The Toronto Zoo board of management have responded unanimously in the affirmative to an unsolicited proposal from Edmonton company Magnovate for a $25 million magnetic levitation train, also known as maglev, that would occupy the old five-kilometre monorail track that used to run through the zoo grounds but stopped in 1994 following an accident.
Maglev trains are the same type as Japanese shinkansen, or high-speed bullet trains, that have operated between major cities since 1979.
Running at a mere 30-35 kilometres per hour speed, Magnovate’s zoo project is obviously not built to demonstrate that it can equal the 500-600 kilometre per hour speeds that can be achieved by Japan’s shinkansen.
Magnovate intends to raise $10 million for the zoo project from government grants, while the remainder will be raised through private sources.
The company is proposing that the maglev train would operate as a ride ferrying the public around the zoo’s grounds, for a $12 admission fee, with revenues split between the zoo and Magnovate for the first five years, at which point the zoo would assume full ownership of the maglev train.
Magnovate sent in the unsolicited proposal because the already existing monorail infrastructure means that a new track won’t need to be built, and that having a proof-of-concept functioning maglev train will help the company convince municipalities and government agencies to consider building maglev train routes between Canadian urban centres.
The fares for Japanese bullet trains aren’t cheap, but they do certainly justify that expense by turning what would have been a full-day trip between Aomori and Tokyo or Tokyo and Okayama to a matter of two or three hours, experienced on an extraordinarily quiet train car which can only be described as flying on the ground, complete with popping ears.

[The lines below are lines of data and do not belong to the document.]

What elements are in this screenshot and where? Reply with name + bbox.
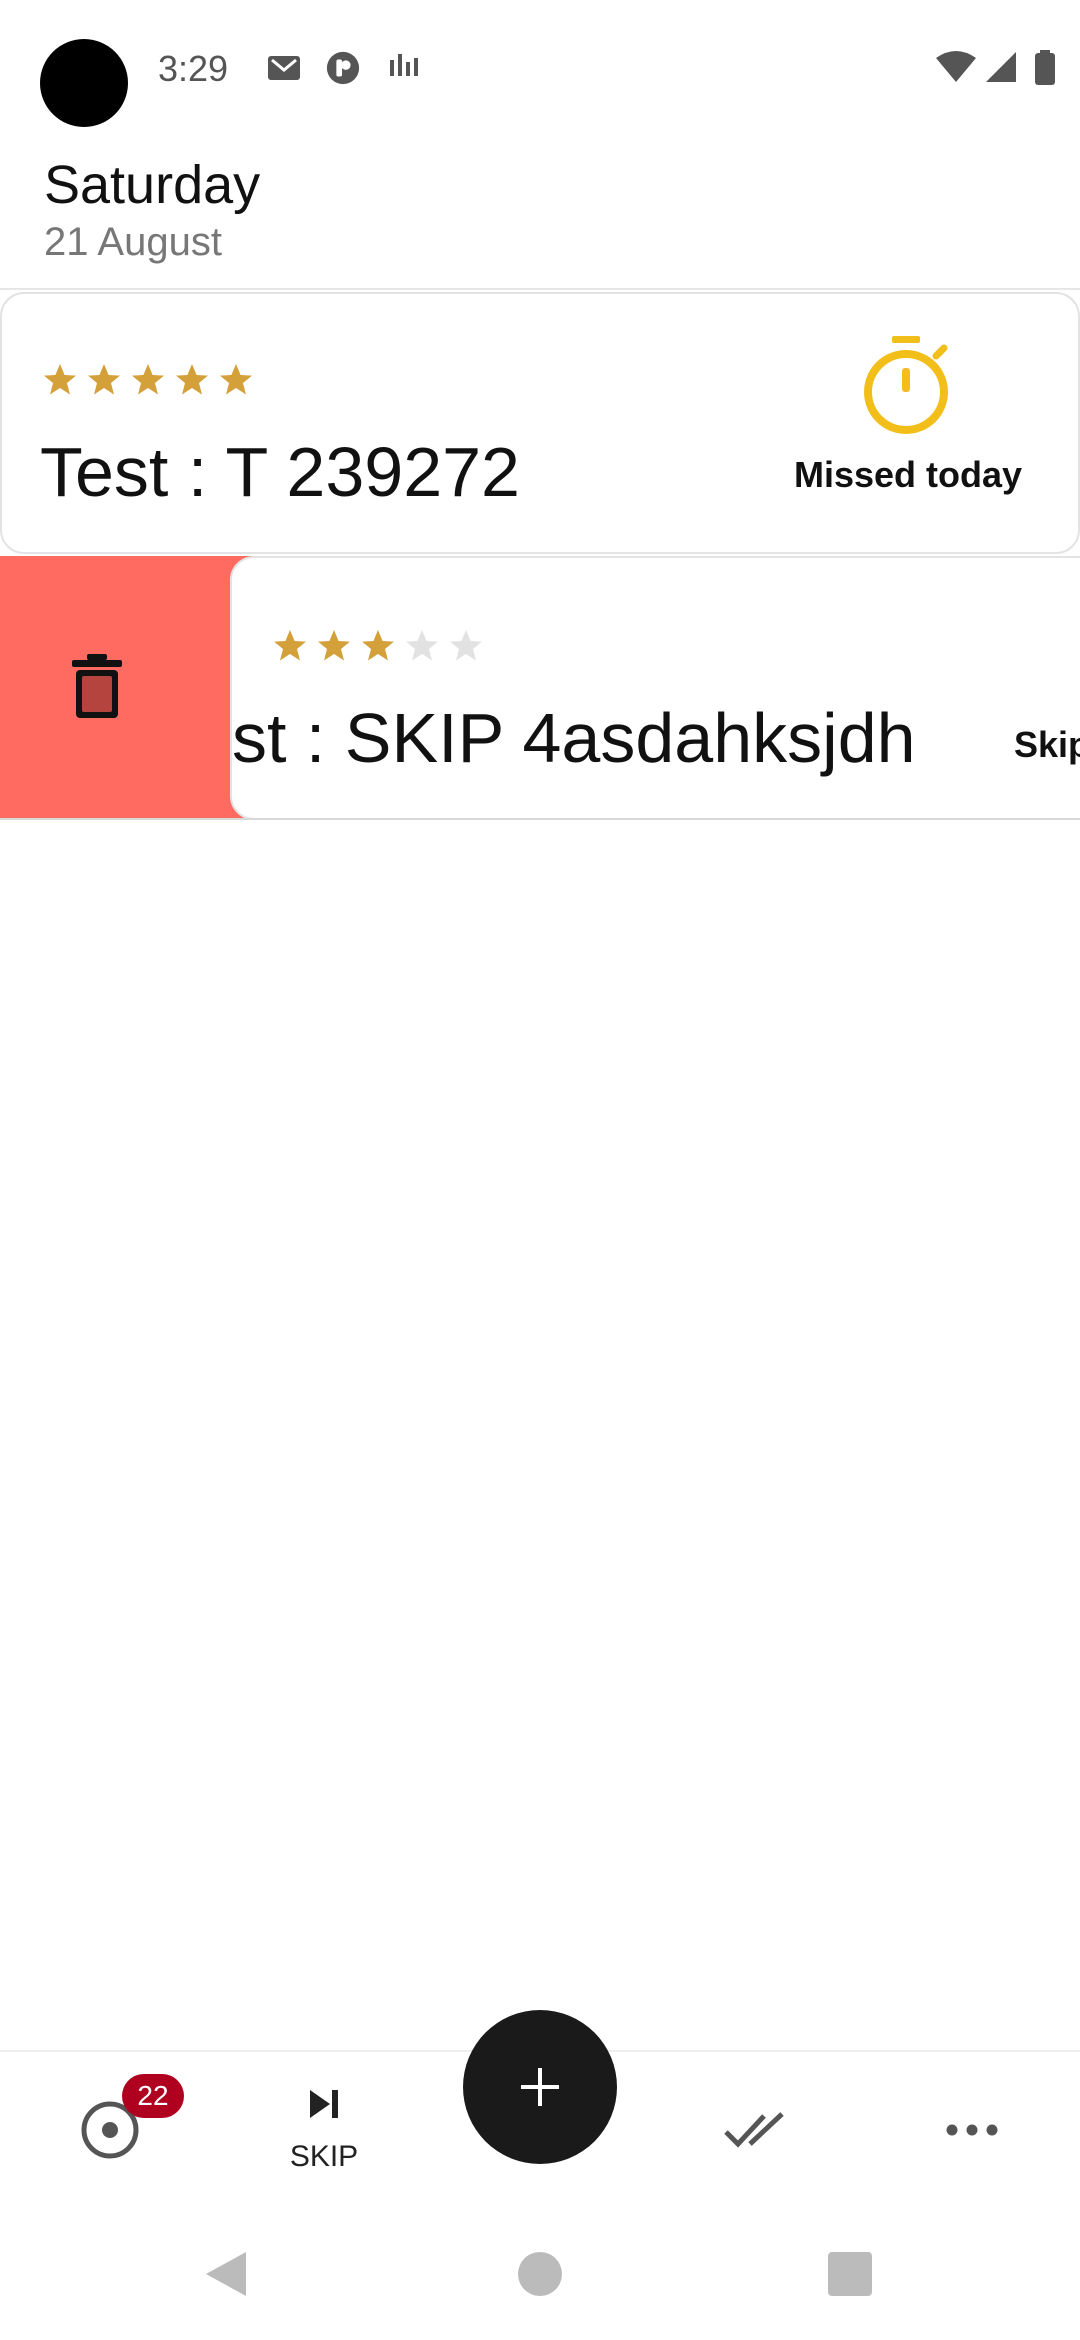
add-habit-button[interactable] [463,2010,617,2164]
rating-stars [272,628,484,664]
status-bar: 3:29 [0,0,1080,140]
day-title: Saturday [44,155,261,215]
signal-icon [986,52,1016,82]
header-divider [0,288,1080,290]
star-filled-icon [44,364,76,395]
audio-bars-icon [390,54,418,76]
star-filled-icon [362,630,394,661]
star-empty-icon [406,630,438,661]
more-horizontal-icon[interactable] [944,2116,1000,2144]
stopwatch-icon [864,336,948,434]
star-filled-icon [220,364,252,395]
star-filled-icon [274,630,306,661]
p-icon [326,51,360,85]
plus-icon [521,2068,559,2106]
double-check-icon[interactable] [722,2104,792,2154]
habit-status-label: Skip [1014,724,1080,765]
status-time: 3:29 [158,48,229,89]
system-home-button[interactable] [518,2252,562,2296]
wifi-icon [936,51,976,82]
habit-status-label: Missed today [794,454,1023,495]
skip-next-icon [310,2090,338,2118]
skip-button[interactable]: SKIP [264,2082,384,2192]
gmail-icon [268,56,300,80]
avatar[interactable] [40,39,128,127]
star-filled-icon [88,364,120,395]
star-filled-icon [318,630,350,661]
system-recents-button[interactable] [828,2252,872,2296]
today-count-badge: 22 [122,2074,184,2118]
battery-icon [1035,50,1055,85]
habit-name: Test : T 239272 [40,433,520,511]
habit-card[interactable]: st : SKIP 4asdahksjdh Skip [230,556,1080,820]
star-filled-icon [132,364,164,395]
skip-label: SKIP [289,2140,359,2173]
rating-stars [42,362,254,398]
star-empty-icon [450,630,482,661]
trash-icon [72,654,122,718]
star-filled-icon [176,364,208,395]
delete-swipe-action[interactable] [0,556,260,818]
date-subtitle: 21 August [44,220,222,264]
system-back-button[interactable] [202,2248,252,2300]
habit-card[interactable]: Test : T 239272 Missed today [0,292,1080,554]
habit-name: st : SKIP 4asdahksjdh [232,699,916,777]
row-divider [0,818,1080,820]
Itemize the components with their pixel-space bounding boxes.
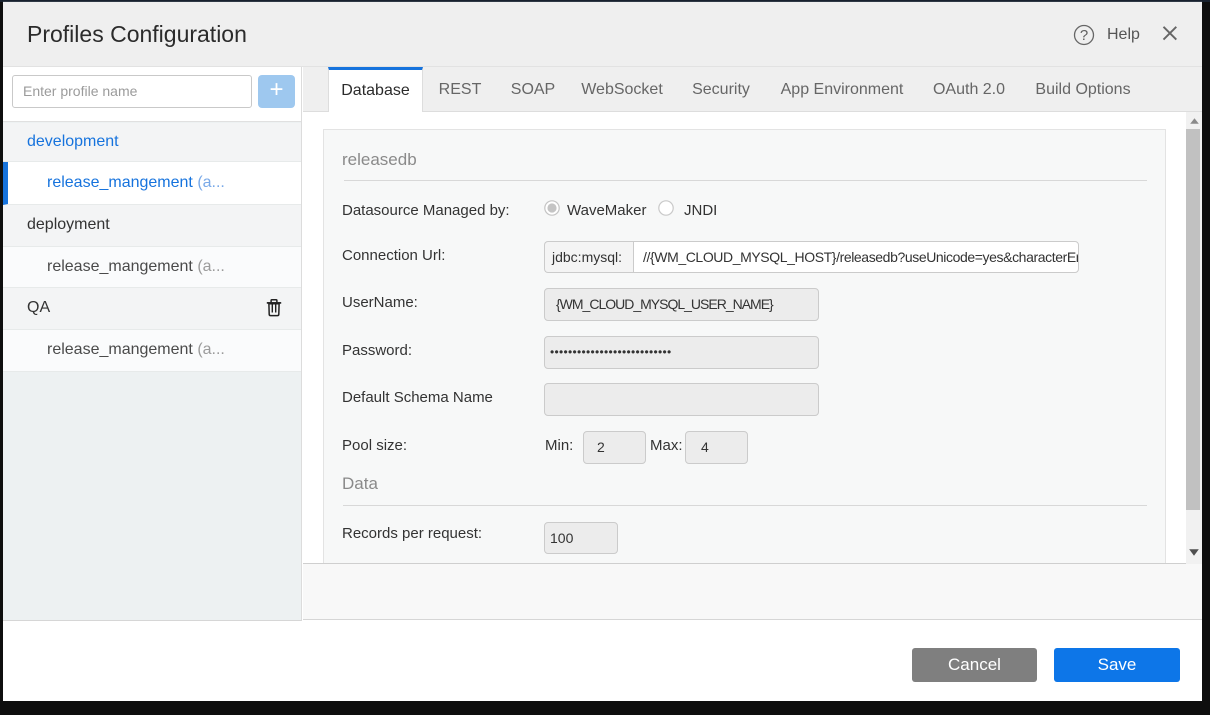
svg-text:?: ? <box>1080 27 1088 44</box>
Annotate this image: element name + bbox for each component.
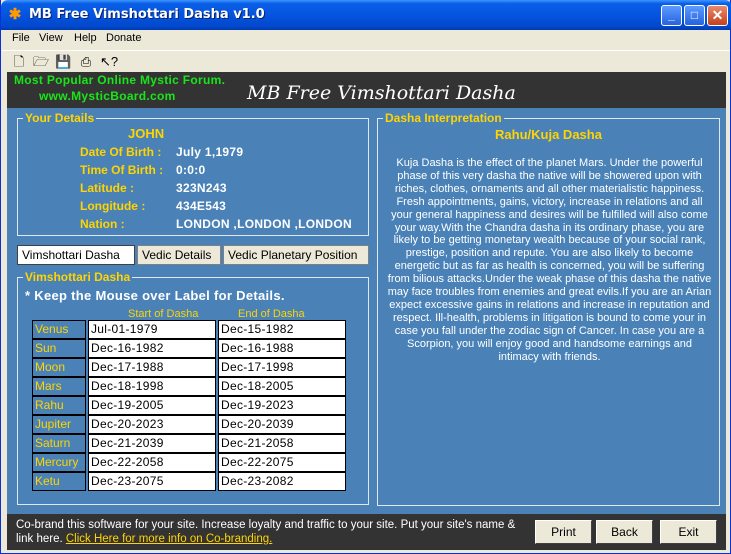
start-date-cell: Dec-23-2075 bbox=[88, 472, 216, 491]
end-date-cell: Dec-19-2023 bbox=[218, 396, 346, 415]
close-icon[interactable]: ✕ bbox=[707, 5, 728, 26]
planet-label-ketu[interactable]: Ketu bbox=[32, 472, 86, 491]
interpretation-title: Rahu/Kuja Dasha bbox=[495, 127, 602, 142]
cobrand-link[interactable]: Click Here for more info on Co-branding. bbox=[66, 533, 272, 545]
end-date-cell: Dec-23-2082 bbox=[218, 472, 346, 491]
end-date-cell: Dec-17-1998 bbox=[218, 358, 346, 377]
start-date-cell: Dec-18-1998 bbox=[88, 377, 216, 396]
back-button[interactable]: Back bbox=[596, 520, 653, 544]
planet-label-mercury[interactable]: Mercury bbox=[32, 453, 86, 472]
planet-label-sun[interactable]: Sun bbox=[32, 339, 86, 358]
planet-label-mars[interactable]: Mars bbox=[32, 377, 86, 396]
menu-view[interactable]: View bbox=[39, 32, 63, 44]
latitude-value: 323N243 bbox=[176, 181, 227, 195]
end-date-cell: Dec-22-2075 bbox=[218, 453, 346, 472]
end-date-cell: Dec-20-2039 bbox=[218, 415, 346, 434]
your-details-label: Your Details bbox=[23, 111, 97, 125]
start-date-cell: Dec-21-2039 bbox=[88, 434, 216, 453]
longitude-label: Longitude : bbox=[80, 199, 146, 213]
print-button[interactable]: Print bbox=[535, 520, 592, 544]
start-date-cell: Dec-17-1988 bbox=[88, 358, 216, 377]
end-date-cell: Dec-18-2005 bbox=[218, 377, 346, 396]
vimshottari-dasha-label: Vimshottari Dasha bbox=[23, 270, 133, 284]
longitude-value: 434E543 bbox=[176, 199, 227, 213]
start-column-header: Start of Dasha bbox=[128, 308, 199, 320]
cobrand-message: Co-brand this software for your site. In… bbox=[16, 518, 516, 546]
tab-vimshottari-dasha[interactable]: Vimshottari Dasha bbox=[17, 245, 135, 265]
forum-url[interactable]: www.MysticBoard.com bbox=[39, 89, 176, 103]
start-date-cell: Dec-19-2005 bbox=[88, 396, 216, 415]
window-title: MB Free Vimshottari Dasha v1.0 bbox=[29, 7, 265, 22]
your-details-group: Your Details JOHN Date Of Birth : July 1… bbox=[17, 111, 369, 236]
brand-header: Most Popular Online Mystic Forum. www.My… bbox=[7, 72, 726, 108]
toolbar: 🗋 🗁 💾 ⎙ ↖? bbox=[2, 50, 730, 72]
start-date-cell: Dec-16-1982 bbox=[88, 339, 216, 358]
print-icon[interactable]: ⎙ bbox=[78, 54, 94, 70]
start-date-cell: Dec-22-2058 bbox=[88, 453, 216, 472]
title-bar[interactable]: ✱ MB Free Vimshottari Dasha v1.0 _ □ ✕ bbox=[1, 0, 731, 30]
planet-label-jupiter[interactable]: Jupiter bbox=[32, 415, 86, 434]
end-date-cell: Dec-16-1988 bbox=[218, 339, 346, 358]
tab-vedic-details[interactable]: Vedic Details bbox=[137, 245, 221, 265]
menu-donate[interactable]: Donate bbox=[106, 32, 141, 44]
menu-help[interactable]: Help bbox=[74, 32, 97, 44]
end-date-cell: Dec-21-2058 bbox=[218, 434, 346, 453]
start-date-cell: Jul-01-1979 bbox=[88, 320, 216, 339]
nation-label: Nation : bbox=[80, 217, 125, 231]
end-column-header: End of Dasha bbox=[238, 308, 305, 320]
latitude-label: Latitude : bbox=[80, 181, 134, 195]
tob-value: 0:0:0 bbox=[176, 163, 206, 177]
menu-bar: File View Help Donate bbox=[2, 30, 730, 49]
nation-value: LONDON ,LONDON ,LONDON bbox=[176, 217, 352, 231]
help-pointer-icon[interactable]: ↖? bbox=[100, 54, 118, 70]
planet-label-rahu[interactable]: Rahu bbox=[32, 396, 86, 415]
dasha-interpretation-group: Dasha Interpretation Rahu/Kuja Dasha Kuj… bbox=[377, 111, 720, 506]
dob-value: July 1,1979 bbox=[176, 145, 244, 159]
app-banner-title: MB Free Vimshottari Dasha bbox=[247, 82, 516, 104]
tob-label: Time Of Birth : bbox=[80, 163, 164, 177]
vimshottari-dasha-group: Vimshottari Dasha * Keep the Mouse over … bbox=[17, 270, 369, 505]
exit-button[interactable]: Exit bbox=[660, 520, 717, 544]
menu-file[interactable]: File bbox=[12, 32, 30, 44]
forum-tagline: Most Popular Online Mystic Forum. bbox=[14, 73, 226, 87]
end-date-cell: Dec-15-1982 bbox=[218, 320, 346, 339]
tab-vedic-planetary-position[interactable]: Vedic Planetary Position bbox=[223, 245, 369, 265]
maximize-icon[interactable]: □ bbox=[684, 5, 705, 26]
open-icon[interactable]: 🗁 bbox=[33, 54, 49, 70]
start-date-cell: Dec-20-2023 bbox=[88, 415, 216, 434]
save-icon[interactable]: 💾 bbox=[55, 54, 71, 70]
interpretation-text: Kuja Dasha is the effect of the planet M… bbox=[387, 157, 712, 363]
minimize-icon[interactable]: _ bbox=[661, 5, 682, 26]
person-name: JOHN bbox=[128, 126, 165, 141]
planet-label-venus[interactable]: Venus bbox=[32, 320, 86, 339]
main-panel: Your Details JOHN Date Of Birth : July 1… bbox=[7, 108, 726, 514]
dob-label: Date Of Birth : bbox=[80, 145, 162, 159]
app-window: ✱ MB Free Vimshottari Dasha v1.0 _ □ ✕ F… bbox=[0, 0, 731, 554]
new-icon[interactable]: 🗋 bbox=[11, 54, 27, 70]
planet-label-saturn[interactable]: Saturn bbox=[32, 434, 86, 453]
footer-bar: Co-brand this software for your site. In… bbox=[7, 514, 726, 550]
planet-label-moon[interactable]: Moon bbox=[32, 358, 86, 377]
dasha-interpretation-label: Dasha Interpretation bbox=[383, 111, 504, 125]
asterisk-icon[interactable]: ✱ bbox=[7, 7, 23, 23]
mouse-hint: * Keep the Mouse over Label for Details. bbox=[25, 288, 285, 303]
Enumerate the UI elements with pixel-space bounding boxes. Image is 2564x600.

Despite their origins in the late 1970s, the Japanese trains have an ultramodern feel, like society’s collective imagination of what the future was going to be like back then, as expressed by Expo ’67 or futuristic TV shows of that era.
Magnovate has also proposed a maglev rail closer to home, at the University of Alberta, but was told by Sustainable Development Technology Canada that they’d be more likely to get funding if they find a host site that would more credibly demonstrate a commercial deployment.
The Toronto Zoo’s original monorail opened in 1976 and was a popular method for visitors to move around the expansive grounds, until one accident that injured nine people in 1991 was followed by another more serious 1994 accident injuring 27 people, which resulted in a $43,000 fine from the Occupational Health and Safety Act, shutting the attraction for good.
Japan’s trains are not the same technology as, but do feel a lot like, Europe’s high-speed TGV trains that run between Paris and London, or from Lille to Brussels and on to Amsterdam.
While the Toronto Zoo project is an interesting test case for demonstrating the feasibility of bringing high-speed rail to Canada, it’s an open question whether visitors who have already paid zoo admission will shell out an additional $12 to ride a maglev train, given that a theme park such as Epcot Centre includes the cost of its monorail transport in its admission fee.